Società pubbliche locali: pronta la riforma per tagliare i vertici, salvi i posti di lavoro

Giovedì 3 Settembre 2015
Società pubbliche locali: pronta la riforma per tagliare i vertici, salvi i posti di lavoro
Tante leggi per disboscare, ma la giungla delle società partecipate dalle amministrazioni pubbliche, ed in particolare di quelle locali, finora è rimasta più o meno intatta. Il presidente del Consiglio ha indicato ieri la via di un limite secco al loro numero, su base provinciale, preannunciando anche interventi su cda e collegi dei revisori. I prossimi interventi in materia avranno con tutta probabilità un forte valore segnaletico, anche se è improbabile che possano rappresentare una voce di risparmio particolarmente consistente - almeno nell'immediato - nell'ambito di un piano di spending review che dovrà fruttare almeno 10 miliardi.

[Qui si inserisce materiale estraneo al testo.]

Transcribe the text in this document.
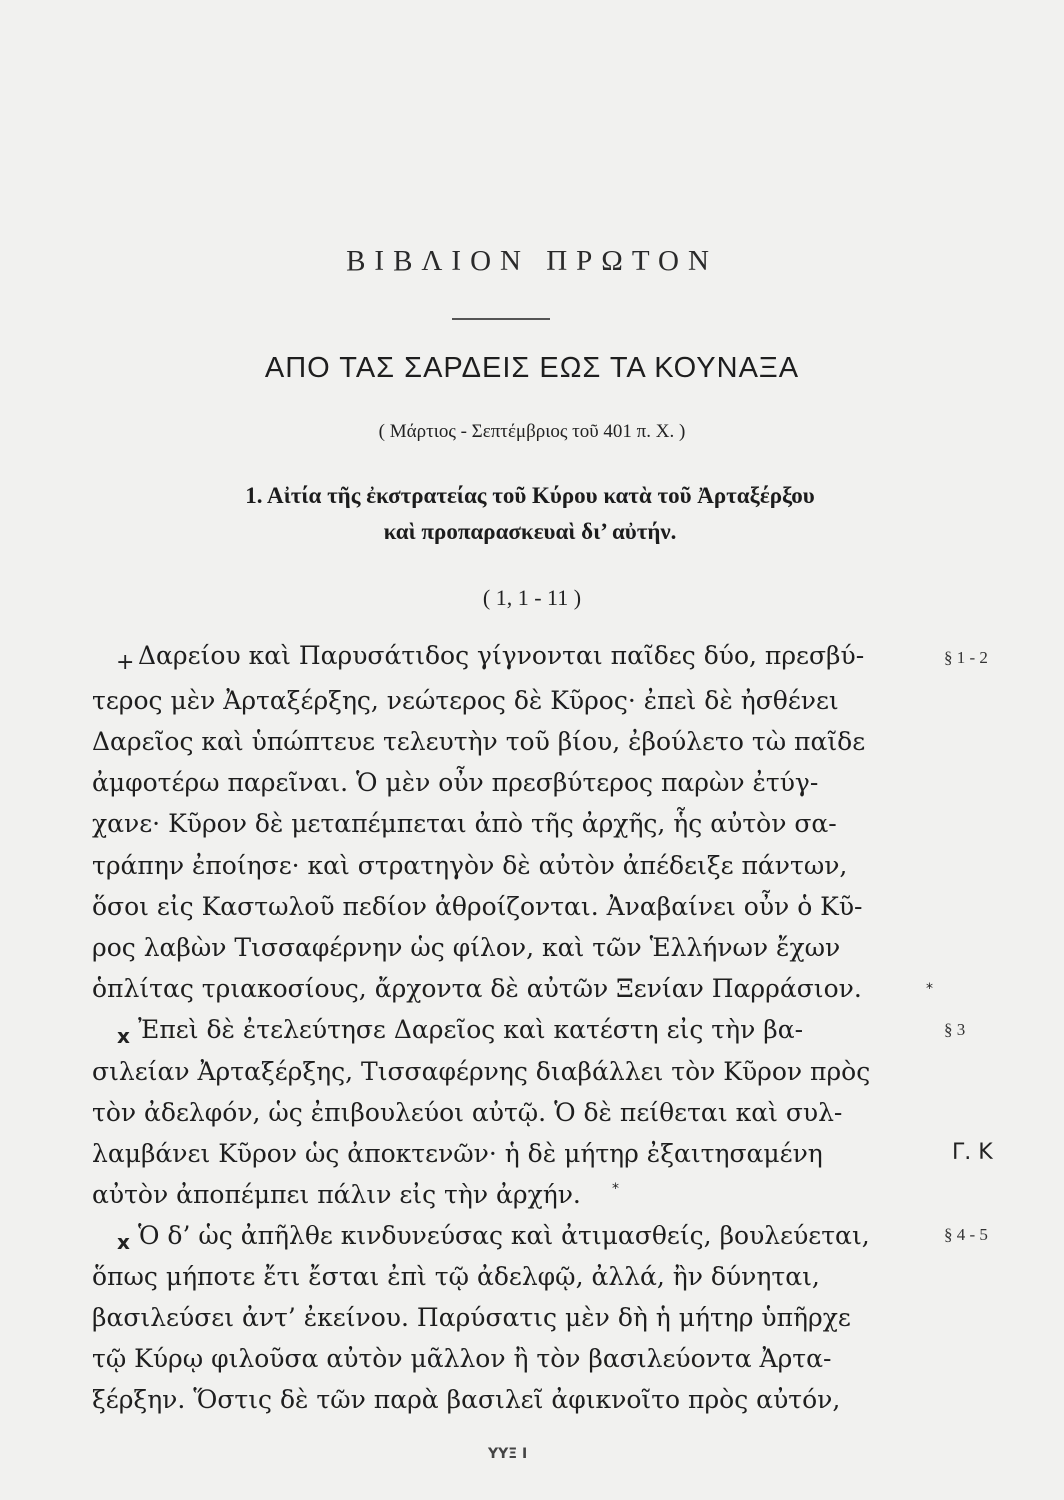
ΒΙΒΛΙΟΝ ΠΡΩΤΟΝ
ΑΠΟ ΤΑΣ ΣΑΡΔΕΙΣ ΕΩΣ ΤΑ ΚΟΥΝΑΞΑ
( Μάρτιος - Σεπτέμβριος τοῦ 401 π. Χ. )
1. Αἰτία τῆς ἐκστρατείας τοῦ Κύρου κατὰ τοῦ Ἀρταξέρξου
καὶ προπαρασκευαὶ δι’ αὐτήν.
( 1, 1 - 11 )
Δαρείου καὶ Παρυσάτιδος γίγνονται παῖδες δύο, πρεσβύ-
τερος μὲν Ἀρταξέρξης, νεώτερος δὲ Κῦρος· ἐπεὶ δὲ ἠσθένει
Δαρεῖος καὶ ὑπώπτευε τελευτὴν τοῦ βίου, ἐβούλετο τὼ παῖδε
ἀμφοτέρω παρεῖναι. Ὁ μὲν οὖν πρεσβύτερος παρὼν ἐτύγ-
χανε· Κῦρον δὲ μεταπέμπεται ἀπὸ τῆς ἀρχῆς, ἧς αὐτὸν σα-
τράπην ἐποίησε· καὶ στρατηγὸν δὲ αὐτὸν ἀπέδειξε πάντων,
ὅσοι εἰς Καστωλοῦ πεδίον ἀθροίζονται. Ἀναβαίνει οὖν ὁ Κῦ-
ρος λαβὼν Τισσαφέρνην ὡς φίλον, καὶ τῶν Ἑλλήνων ἔχων
ὁπλίτας τριακοσίους, ἄρχοντα δὲ αὐτῶν Ξενίαν Παρράσιον.
Ἐπεὶ δὲ ἐτελεύτησε Δαρεῖος καὶ κατέστη εἰς τὴν βα-
σιλείαν Ἀρταξέρξης, Τισσαφέρνης διαβάλλει τὸν Κῦρον πρὸς
τὸν ἀδελφόν, ὡς ἐπιβουλεύοι αὐτῷ. Ὁ δὲ πείθεται καὶ συλ-
λαμβάνει Κῦρον ὡς ἀποκτενῶν· ἡ δὲ μήτηρ ἐξαιτησαμένη
αὐτὸν ἀποπέμπει πάλιν εἰς τὴν ἀρχήν.
Ὁ δ’ ὡς ἀπῆλθε κινδυνεύσας καὶ ἀτιμασθείς, βουλεύεται,
ὅπως μήποτε ἔτι ἔσται ἐπὶ τῷ ἀδελφῷ, ἀλλά, ἢν δύνηται,
βασιλεύσει ἀντ’ ἐκείνου. Παρύσατις μὲν δὴ ἡ μήτηρ ὑπῆρχε
τῷ Κύρῳ φιλοῦσα αὐτὸν μᾶλλον ἢ τὸν βασιλεύοντα Ἀρτα-
ξέρξην. Ὅστις δὲ τῶν παρὰ βασιλεῖ ἀφικνοῖτο πρὸς αὐτόν,
§ 1 - 2
§ 3
§ 4 - 5
+
x
x
*
*
Γ. Κ
ΥΥΞ Ι
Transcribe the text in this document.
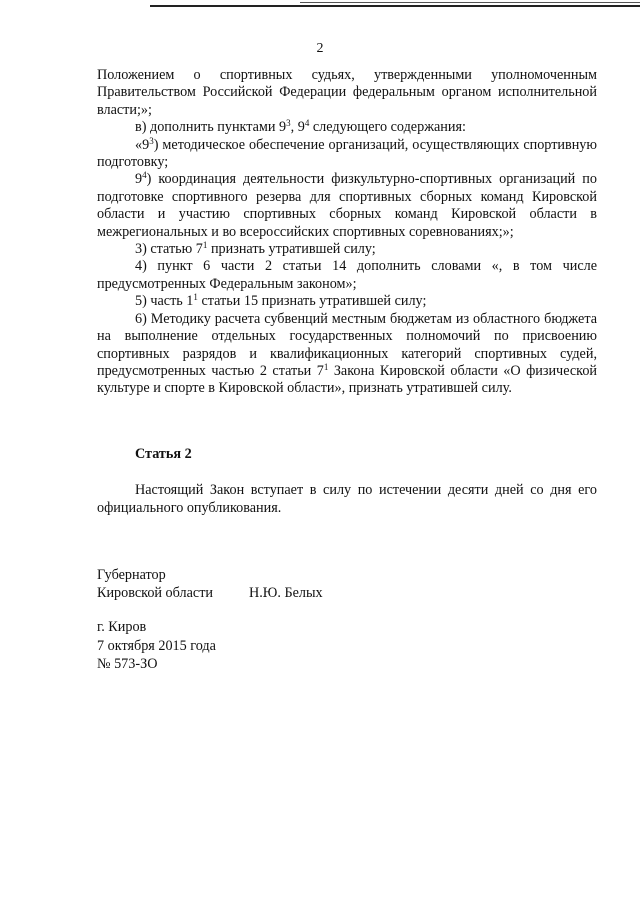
2

Положением о спортивных судьях, утвержденными уполномоченным Правительством Российской Федерации федеральным органом исполнительной власти;»;

в) дополнить пунктами $9^3$, $9^4$ следующего содержания:

«$9^3$) методическое обеспечение организаций, осуществляющих спортивную подготовку;

$9^4$) координация деятельности физкультурно-спортивных организаций по подготовке спортивного резерва для спортивных сборных команд Кировской области и участию спортивных сборных команд Кировской области в межрегиональных и во всероссийских спортивных соревнованиях;»;

3) статью $7^1$ признать утратившей силу;

4) пункт 6 части 2 статьи 14 дополнить словами «, в том числе предусмотренных Федеральным законом»;

5) часть $1^1$ статьи 15 признать утратившей силу;

6) Методику расчета субвенций местным бюджетам из областного бюджета на выполнение отдельных государственных полномочий по присвоению спортивных разрядов и квалификационных категорий спортивных судей, предусмотренных частью 2 статьи $7^1$ Закона Кировской области «О физической культуре и спорте в Кировской области», признать утратившей силу.

Статья 2

Настоящий Закон вступает в силу по истечении десяти дней со дня его официального опубликования.

Губернатор
Кировской области	Н.Ю. Белых
г. Киров
7 октября 2015 года
№ 573-ЗО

Sono attesi due decreti legislativi, in attuazione della riforma della pubblica amministrazione divenuta legge nelle scorse settimane. È possibile che siano inserite misure ad hoc nella stessa legge di Stabilità, anche se in realtà ci sono già altri interventi legislativi già in corso. La legge di Stabilità dello scorso anno chiedeva ai vari enti di mettere a punto appositi piani di razionalizzazione, finalizzati all'aggregazione tra società e in generale alla riduzione del loro numero, in particolare attraverso la soppressione di quelle in cui sono presenti più amministratori che dipendenti. I progetti dovevano essere presentati entro lo scorso mese di marzo. In base al monitoraggio della Corte dei Conti solo una parte degli interessati ha rispettato la scadenza. Allo scorso 15 maggio, i piani erano stati inviati da oltre la metà degli enti interessati solo Lombardia, Umbria, Toscana, Marche Friuli-Venezia Giulia, Emilia Romagna, Abruzzo e Veneto. Per l'attuazione delle misure c'è tempo fino alla fine dell'anno: sono previsti degli incentivi per le amministrazioni virtuose (sotto forma di esenzione fiscali e di “sconti” sui vincoli del Patto di stabilità interno), ma non ci sono invece particolari sanzioni in caso di inadempienza. Negli anni precedenti erano stati introdotti obblighi più stringenti di dismissione, ad esempio in caso di ripetuti bilanci in perdita, che però poi sono stati abrogati o addirittura dichiarati incostituzionali.
Le parole di Renzi potrebbero far pensare ad una nuova strategia a base di vincoli rigidi. Tra le motivazioni indicate dal presidente del Consiglio c'è la volontà di smantellare strutture utili a procurare poltrone «al politico di turno». Certamente questa è una delle ragioni che hanno favorito il proliferare delle partecipate. Ma ne esiste anche un'altra: affidare all'esterno compiti che in precedenza venivano svolti da dipendenti dell'ente era un modo per aggirare i vincoli via via imposti alle amministrazioni pubbliche in materia di assunzioni. Quindi il nodo del personale è uno dei più delicati da sciogliere in caso di interventi davvero sostanziali. Proprio nella riforma della pubblica amministrazione è stato inserito uno specifico criterio di delega per affrontare questo problema: si parla di «introduzione di strumenti, anche contrattuali, volti a favorire la tutela dei livelli occupazionali nei processi di ristrutturazione e privatizzazione relativi alle società partecipate».